如何生成有一定可解释性的Attention Map

我们先试着跑一跑仓库里的train.py，本人写了一个脚本方便快速运行，作者也提供了预训练权重(.npz)。这里以ViT-B-16的模型为例：

python train.py \
    --dataset cifar10 \
    --model_type ViT-B_16 \
    --pretrained_dir "checkpoint/imagenet21k+imagenet2012_ViT-B_16.npz" \
    --output_dir "./outputs" \
    --img_size 224 \
    --train_batch_size 256 \
    --eval_batch_size 4 \
    --name "exp_1" \
    --eval_every 100 \
    --learning_rate 3e-2 \
    --weight_decay 0 \
    --num_steps 10000 \
    --decay_type cosine \
    --warmup_steps 500 \
    --max_grad_norm 1.0 \
    --local_rank -1 \
    --seed 42 \
    --gradient_accumulation_steps 1 \
    --fp16 \
    --fp16_opt_level O2 \
    --loss_scale 0

实践证明是能跑的，成功了第一步。

下面就着重研究如何可视化.

首先放出可视化脚本的代码:

import typing
import io
import os

import torch
import numpy as np
import cv2
import matplotlib.pyplot as plt

from urllib.request import urlretrieve

from PIL import Image
from torchvision import transforms

from models.modeling import VisionTransformer, CONFIGS

os.makedirs("attention_data", exist_ok=True)
if not os.path.isfile("attention_data/ilsvrc2012_wordnet_lemmas.txt"):
    urlretrieve("https://storage.googleapis.com/bit_models/ilsvrc2012_wordnet_lemmas.txt", "attention_data/ilsvrc2012_wordnet_lemmas.txt")
if not os.path.isfile("attention_data/ViT-B_16-224.npz"):
    urlretrieve("https://storage.googleapis.com/vit_models/imagenet21k+imagenet2012/ViT-B_16-224.npz", "attention_data/ViT-B_16-224.npz")

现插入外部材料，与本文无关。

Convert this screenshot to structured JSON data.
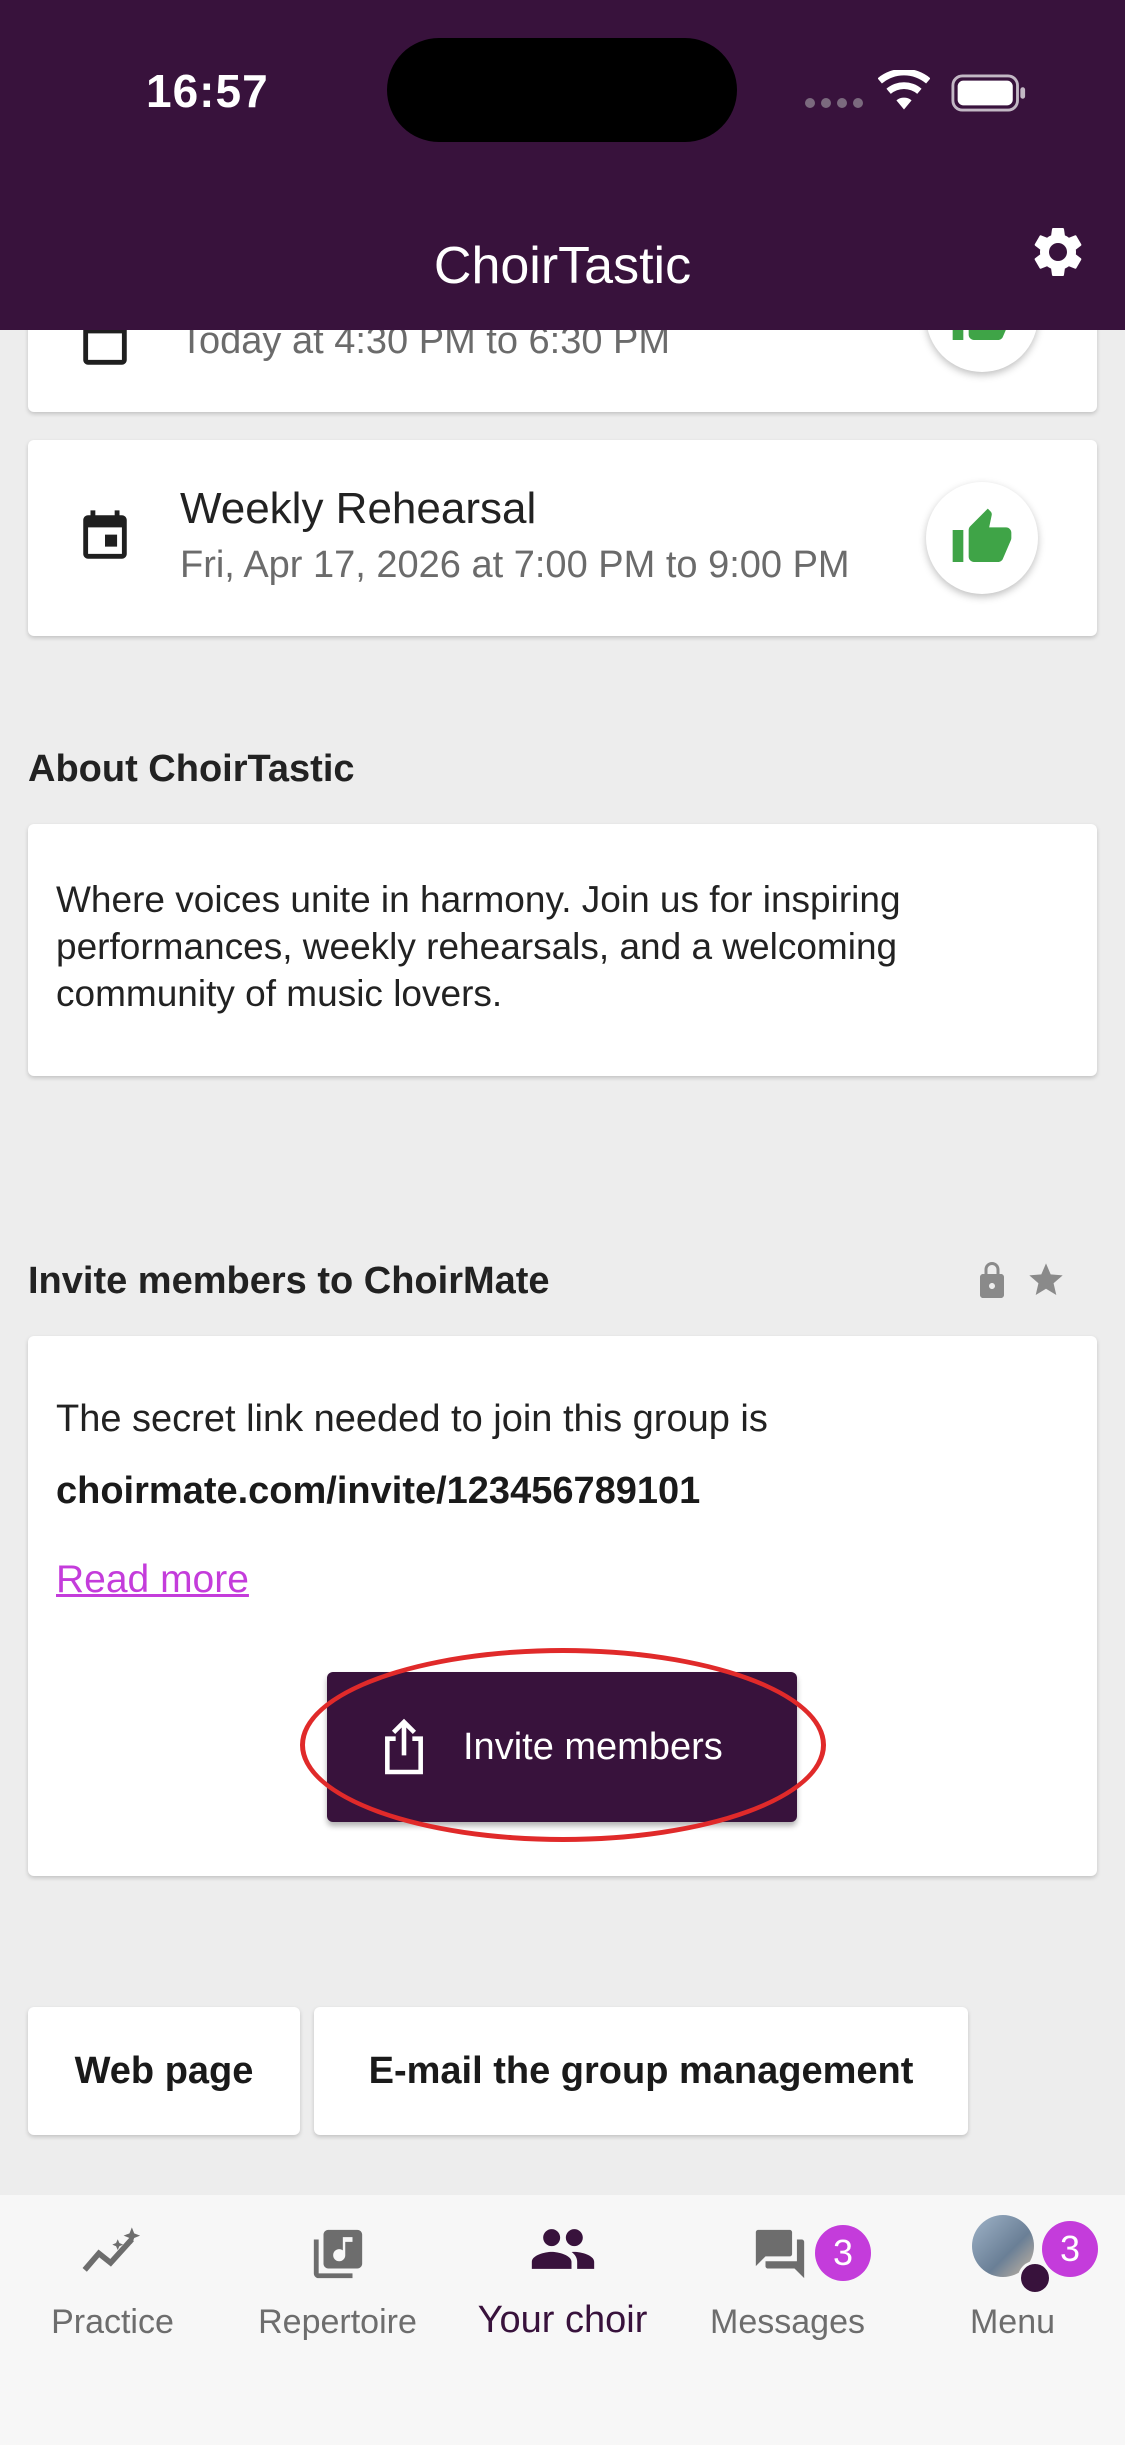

imagenet_labels = dict(enumerate(open('attention_data/ilsvrc2012_wordnet_lemmas.txt')))

# # Test Image
# img_url = "https://images.mypetlife.co.kr/content/uploads/2019/04/09192811/welsh-corgi-1581119_960_720.jpg"
# urlretrieve(img_url, "attention_data/img.jpg")

# Prepare Model
config = CONFIGS["ViT-B_16"]
model = VisionTransformer(config, num_classes=1000, zero_head=False, img_size=224, vis=True)
model.load_from(np.load("attention_data/ViT-B_16-224.npz"))
model.eval()

transform = transforms.Compose([
    transforms.Resize((224, 224)),
    transforms.ToTensor(),
    transforms.Normalize(mean=[0.5, 0.5, 0.5], std=[0.5, 0.5, 0.5]),
])
im = Image.open("/data/dataset/ImageNet/train/n01440764/n01440764_10026.JPEG")
x = transform(im)

logits, att_mat = model(x.unsqueeze(0))

att_mat = torch.stack(att_mat).squeeze(1) # torch.stack()进行扩维拼接

# Average the attention weights across all heads.
att_mat = torch.mean(att_mat, dim=1)

# To account for residual connections, we add an identity matrix to the
# attention matrix and re-normalize the weights.
residual_att = torch.eye(att_mat.size(1))
aug_att_mat = att_mat + residual_att
aug_att_mat = aug_att_mat / aug_att_mat.sum(dim=-1).unsqueeze(-1)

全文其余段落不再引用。